You know one thing I should get them to do is have a decent first aid kit.  The employee was fumbling about  in the break room to find a bandaid and was looking for antiseptic which they never found.  They really didnt have anything readily available for use.

That's the second place of business this year that I have needed simple first aid and it was not readily available.

Maybe what I need to do is talk to one of the scouting groups around here and have them follow up with area businesses to see if they have adequate first aid kits--it might make a good Eagle Scout project

When my boys were in scouts they made first aid kits for our families--they were really comprehensive.

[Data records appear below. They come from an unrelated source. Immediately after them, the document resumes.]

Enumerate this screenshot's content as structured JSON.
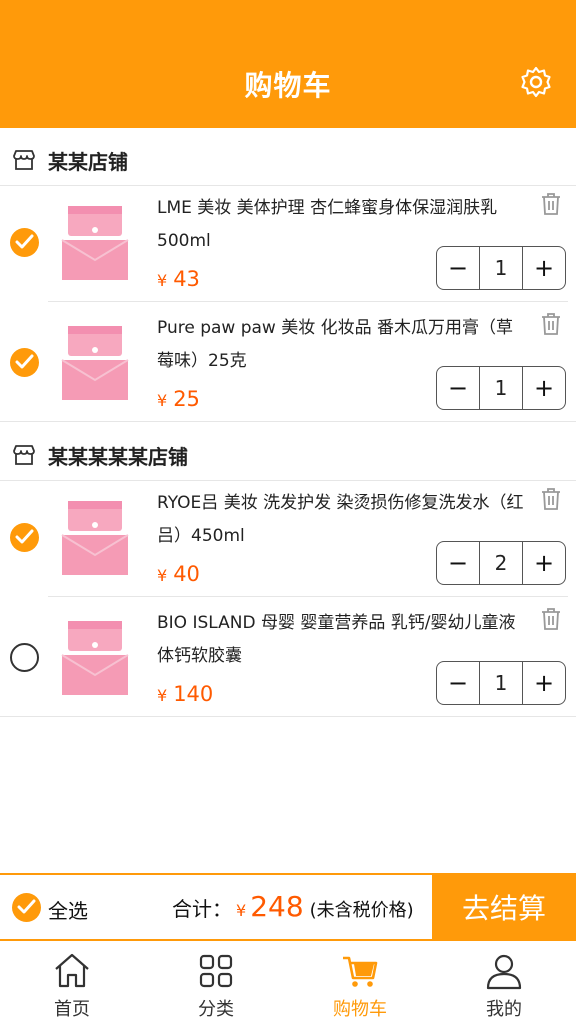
{
  "header": {
    "title": "购物车",
    "settings_icon": "gear-icon"
  },
  "accent_color": "#ff9a0a",
  "price_color": "#ff5a00",
  "stores": [
    {
      "name": "某某店铺",
      "items": [
        {
          "title": "LME 美妆 美体护理 杏仁蜂蜜身体保湿润肤乳500ml",
          "currency": "¥",
          "price": "43",
          "qty": "1",
          "checked": true
        },
        {
          "title": "Pure paw paw 美妆 化妆品 番木瓜万用膏（草莓味）25克",
          "currency": "¥",
          "price": "25",
          "qty": "1",
          "checked": true
        }
      ]
    },
    {
      "name": "某某某某某店铺",
      "items": [
        {
          "title": "RYOE吕 美妆 洗发护发 染烫损伤修复洗发水（红吕）450ml",
          "currency": "¥",
          "price": "40",
          "qty": "2",
          "checked": true
        },
        {
          "title": "BIO ISLAND 母婴 婴童营养品 乳钙/婴幼儿童液体钙软胶囊",
          "currency": "¥",
          "price": "140",
          "qty": "1",
          "checked": false
        }
      ]
    }
  ],
  "stepper": {
    "minus": "−",
    "plus": "+"
  },
  "checkout": {
    "select_all": "全选",
    "total_label": "合计：",
    "currency": "¥",
    "total": "248",
    "tax_note": "(未含税价格)",
    "pay_button": "去结算"
  },
  "tabbar": [
    {
      "label": "首页",
      "icon": "home-icon"
    },
    {
      "label": "分类",
      "icon": "category-grid-icon"
    },
    {
      "label": "购物车",
      "icon": "cart-icon",
      "active": true
    },
    {
      "label": "我的",
      "icon": "profile-icon"
    }
  ]
}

Please avoid the legalities of liability such a thing might pose. Businesses can make that decision on their own.  But, for the sake of their employees and customers, it might make sense to offer them the opportunity to be better prepered.

And particularly if they are going to sell tables that bite.   :P

I know these are just turns of phrase, but honestly, you don't really have that sort of standing here. This is not your business; not your scouting group; not your authority.

I think you should consider yourself done with this issue.

It's my community!  Many of my friends have kids that are active in Scouts. My kids were Scouts! And this is a business that I patronize.  I would say that's plenty of standing!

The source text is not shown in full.